Это был человек – мертвый, судя по кляксе фотографий, заикающихся вслед за ним, пока он прокладывал путь по белесым небесам. На нем были подбитые гвоздями башмаки, задрипанный костюм и длинное темное пальто, а венчал весь ансамбль котелок, как у Реджи, только куда меньше и делового вида. Именно выцветающий хвост остаточных изображений от обвисшей одежды и показался Майклу дымом, когда человек только попался ему на глаза, – смазанным, выжженным на воздухе протектором шины. Но, приглядевшись получше с острым зрением, подаренным ему смертью, он различал все больше и больше страховидных подробностей.
Взять хотя бы лицо этого малого – белую маску, подвешенную в клубящемся черном дыме головы и тела. Бледный, с серыми морщинками на месте глаз, призрачный лик был гладко выбрит, почти резиновый на вид, и принадлежал ухоженному шестидесятилетнему мужчине, глядевшему перед собой без всякого выражения. Майклу показалось, что каменное лицо казалось скорее страшным, чем забавным. Оно будто не умело реагировать ни на что, даже что-нибудь милое, ужасное или внезапное.

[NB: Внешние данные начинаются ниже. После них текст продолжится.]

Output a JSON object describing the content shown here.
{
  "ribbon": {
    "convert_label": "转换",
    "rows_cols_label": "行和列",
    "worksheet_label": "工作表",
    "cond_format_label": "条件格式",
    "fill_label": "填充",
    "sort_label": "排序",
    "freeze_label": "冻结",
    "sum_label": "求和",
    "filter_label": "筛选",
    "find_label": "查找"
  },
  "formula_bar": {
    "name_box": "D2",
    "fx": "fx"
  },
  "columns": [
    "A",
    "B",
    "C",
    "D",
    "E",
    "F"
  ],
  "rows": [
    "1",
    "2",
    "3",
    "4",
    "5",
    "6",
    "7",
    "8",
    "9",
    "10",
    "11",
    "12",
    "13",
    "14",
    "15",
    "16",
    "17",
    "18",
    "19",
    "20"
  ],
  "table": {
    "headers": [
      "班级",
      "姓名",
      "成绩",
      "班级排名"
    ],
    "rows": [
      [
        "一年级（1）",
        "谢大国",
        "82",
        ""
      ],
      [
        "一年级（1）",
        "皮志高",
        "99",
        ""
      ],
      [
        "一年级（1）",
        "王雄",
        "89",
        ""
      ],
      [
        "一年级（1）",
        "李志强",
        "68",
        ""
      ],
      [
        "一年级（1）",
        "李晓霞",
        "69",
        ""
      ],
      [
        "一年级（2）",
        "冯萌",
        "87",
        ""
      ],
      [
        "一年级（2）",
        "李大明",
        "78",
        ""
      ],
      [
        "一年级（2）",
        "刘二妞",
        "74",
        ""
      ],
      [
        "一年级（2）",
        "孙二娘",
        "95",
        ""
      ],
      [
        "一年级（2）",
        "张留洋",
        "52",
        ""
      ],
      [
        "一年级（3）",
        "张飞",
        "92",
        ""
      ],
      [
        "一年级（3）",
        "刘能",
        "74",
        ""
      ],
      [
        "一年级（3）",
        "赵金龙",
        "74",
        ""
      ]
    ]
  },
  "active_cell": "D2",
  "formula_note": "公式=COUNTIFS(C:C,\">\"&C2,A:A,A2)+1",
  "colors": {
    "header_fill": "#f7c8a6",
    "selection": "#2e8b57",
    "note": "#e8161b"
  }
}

Цвет волос мужчины скрывался под потоком котелков, но Майкл решил, что они наверняка белые и намасленные, как перья альбатроса.
Не очень высокий, но жилистого телосложения, мужчина двигался по небу прямо, только перебирал ногами, словно сидел верхом на невидимом велосипеде или поднимался по воздушной лестнице. Полоскания и колыхания пальто запечатлевались на небе за спиной языком деготных испарений. В руках он держал двух псов – белого и черного, как на этикетке бутылки виски бабули, – а карманы его пиджака кипели головами – сперва объятый ужасом Майкл решил, что змей, но потом осознал, что хорьков, хотя лучше от этого не сделалось. Он слышал издали их угрожающее и паникующее верещание, даже среди испуганного лая терьеров, несмотря на то, что звукоизоляция призрачной стежки впитывала отголосок каждой ноты.
– Что он такое? – спросил Майкл Джона шепотом, пока они лежали ничком на камнях Криспинской улицы вповалку. Отвечая, старший мальчик пристально следил своим поэтическим взглядом за тлеющей фигурой, проносящейся над ними.
– Он? Это Мэлоун, крысолов Боро. Страшный человек, не сомневайся. Говорят, его любимый трюк – ловить крыс и загрызать насмерть, хотя никто этого лично не видел. Филлис как-то раз стибрила его котелок и нацепила на здоровую крысу. Видно блесть только, как по улице уносится шляпа с крысиным хвостом, а за ней вдогон – старик Мэлоун с посеревшей рожей. Мэлоун блесть в ярости. Сказал, что вздернет Филлис на ее собственной веревке с кроликами, если поймает, и не шутил. Судя по направлению, он только что из «Веселых курильщиков». Это паб, где заседают призраки, на Мэйорхолд, так что он наверняка пропустил кружечку. Его в любом случае лучше обходить стороной, пьян он или трезв. Если повезет, он отправляется домой на Малую Перекрестную улицу и через минуту скроется из виду.